Cuando el niño llega a la adolescencia se producen importantes cambios en la composición corporal, en los que la nutrición ejerce un papel determinante. Los requerimientos nutricionales son mucho más elevados que en las etapas anteriores. A esta edad, el grupo de amigos y el ambiente social juegan un importante papel en los hábitos alimenticios.

Adolescentes (13-20 años)

  • Además de una alimentación saludable, el adolescente debe cubrir las necesidades energéticas y proteicas de su organismo.
  • Elegir preferentemente fuentes proteicas de origen animal como las carnes magras, el pescado, las aves y el huevo (alternando entre ellas).

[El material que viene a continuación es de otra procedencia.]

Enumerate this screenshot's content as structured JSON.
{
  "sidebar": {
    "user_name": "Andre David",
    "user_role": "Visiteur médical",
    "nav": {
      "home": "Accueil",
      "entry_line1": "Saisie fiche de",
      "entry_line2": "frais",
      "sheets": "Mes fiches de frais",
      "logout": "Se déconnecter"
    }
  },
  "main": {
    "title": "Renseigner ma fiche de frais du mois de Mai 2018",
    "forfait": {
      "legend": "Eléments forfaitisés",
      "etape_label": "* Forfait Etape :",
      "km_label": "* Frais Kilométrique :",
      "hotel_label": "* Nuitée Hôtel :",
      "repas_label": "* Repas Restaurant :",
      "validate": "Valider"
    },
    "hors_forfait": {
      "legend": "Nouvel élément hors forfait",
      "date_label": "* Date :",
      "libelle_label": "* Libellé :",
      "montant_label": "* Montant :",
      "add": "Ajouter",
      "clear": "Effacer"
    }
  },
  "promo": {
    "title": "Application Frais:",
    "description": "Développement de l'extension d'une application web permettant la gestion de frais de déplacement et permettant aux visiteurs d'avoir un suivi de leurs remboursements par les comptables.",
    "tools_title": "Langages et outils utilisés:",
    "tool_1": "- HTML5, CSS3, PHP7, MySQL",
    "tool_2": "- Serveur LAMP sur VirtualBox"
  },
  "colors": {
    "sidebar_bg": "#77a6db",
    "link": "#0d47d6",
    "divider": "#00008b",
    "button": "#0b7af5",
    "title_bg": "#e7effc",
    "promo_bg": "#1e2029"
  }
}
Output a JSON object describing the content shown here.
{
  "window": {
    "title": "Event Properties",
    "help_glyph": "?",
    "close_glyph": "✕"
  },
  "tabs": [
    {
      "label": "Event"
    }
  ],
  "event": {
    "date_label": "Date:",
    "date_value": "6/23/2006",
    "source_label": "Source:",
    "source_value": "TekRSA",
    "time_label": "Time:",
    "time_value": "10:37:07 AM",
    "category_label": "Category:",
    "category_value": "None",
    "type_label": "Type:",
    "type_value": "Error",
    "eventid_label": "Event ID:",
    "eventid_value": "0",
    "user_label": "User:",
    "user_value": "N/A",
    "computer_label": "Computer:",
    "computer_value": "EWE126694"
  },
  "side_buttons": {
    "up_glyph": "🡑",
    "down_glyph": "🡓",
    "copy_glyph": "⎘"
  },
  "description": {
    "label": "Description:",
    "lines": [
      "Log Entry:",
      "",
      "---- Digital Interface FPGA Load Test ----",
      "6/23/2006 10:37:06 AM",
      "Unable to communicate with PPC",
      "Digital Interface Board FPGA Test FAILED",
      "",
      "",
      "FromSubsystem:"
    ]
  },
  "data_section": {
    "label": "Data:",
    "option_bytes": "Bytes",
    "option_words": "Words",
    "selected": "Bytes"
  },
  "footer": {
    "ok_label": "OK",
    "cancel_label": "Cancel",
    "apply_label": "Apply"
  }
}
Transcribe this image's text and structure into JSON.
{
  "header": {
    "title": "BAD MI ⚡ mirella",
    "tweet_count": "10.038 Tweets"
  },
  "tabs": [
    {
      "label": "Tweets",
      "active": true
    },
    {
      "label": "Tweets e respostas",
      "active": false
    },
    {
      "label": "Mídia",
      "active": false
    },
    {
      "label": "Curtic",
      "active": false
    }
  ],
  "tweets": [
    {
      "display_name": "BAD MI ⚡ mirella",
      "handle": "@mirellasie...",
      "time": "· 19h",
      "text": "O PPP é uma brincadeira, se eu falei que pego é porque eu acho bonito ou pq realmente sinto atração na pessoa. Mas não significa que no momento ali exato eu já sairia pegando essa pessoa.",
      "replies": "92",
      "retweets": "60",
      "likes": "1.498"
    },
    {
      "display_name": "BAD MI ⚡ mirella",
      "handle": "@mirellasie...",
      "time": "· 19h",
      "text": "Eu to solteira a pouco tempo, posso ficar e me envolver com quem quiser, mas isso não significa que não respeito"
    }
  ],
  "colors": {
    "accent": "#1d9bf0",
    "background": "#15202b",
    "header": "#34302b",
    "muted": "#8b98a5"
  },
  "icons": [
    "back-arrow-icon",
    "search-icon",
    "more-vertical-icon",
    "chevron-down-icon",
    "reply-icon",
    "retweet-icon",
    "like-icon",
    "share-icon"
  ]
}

  • Cubrir los requerimientos nutricionales de calcio, hierro, zinc y vitaminas A, D, y del complejo B, que se incrementan durante el crecimiento. Para ello es necesaria una dieta completa y variada que incluya lácteos, carnes, cereales, frutas, verduras, legumbres y aceite de oliva.
  • Consumir diariamente entre medio y un litro de leche u otros productos lácteos, como queso, yogures o postres lácteos.
  • Los padres deben conocer la alimentación de su hijo adolescente y estar atentos a situaciones relacionadas con su imagen corporal, como puede ser la obesidad, y a trastornos en la conducta alimenticia, como la anorexia o la bulimia, que se dan con más frecuencia en las niñas.
  • Trabajar su autoestima. Es importante que acepten su imagen corporal.
  • Evitar el consumo de alcohol y el inicio al tabaco.
  • Controlar que disminuyan el consumo de refrescos, golosinas y snacks.
  • Realizar una actividad física habitual.
  • En esta etapa es especialmente importante la educación nutricional y la comunicación con los padres. Los adolescentes son influenciados por las modas, los amigos y el entorno que los rodea. Ciertas prácticas sociales recaen en una dieta poco variada, alta en grasas saturadas y azúcares (visitar con asiduidad restaurantes de comida rápida).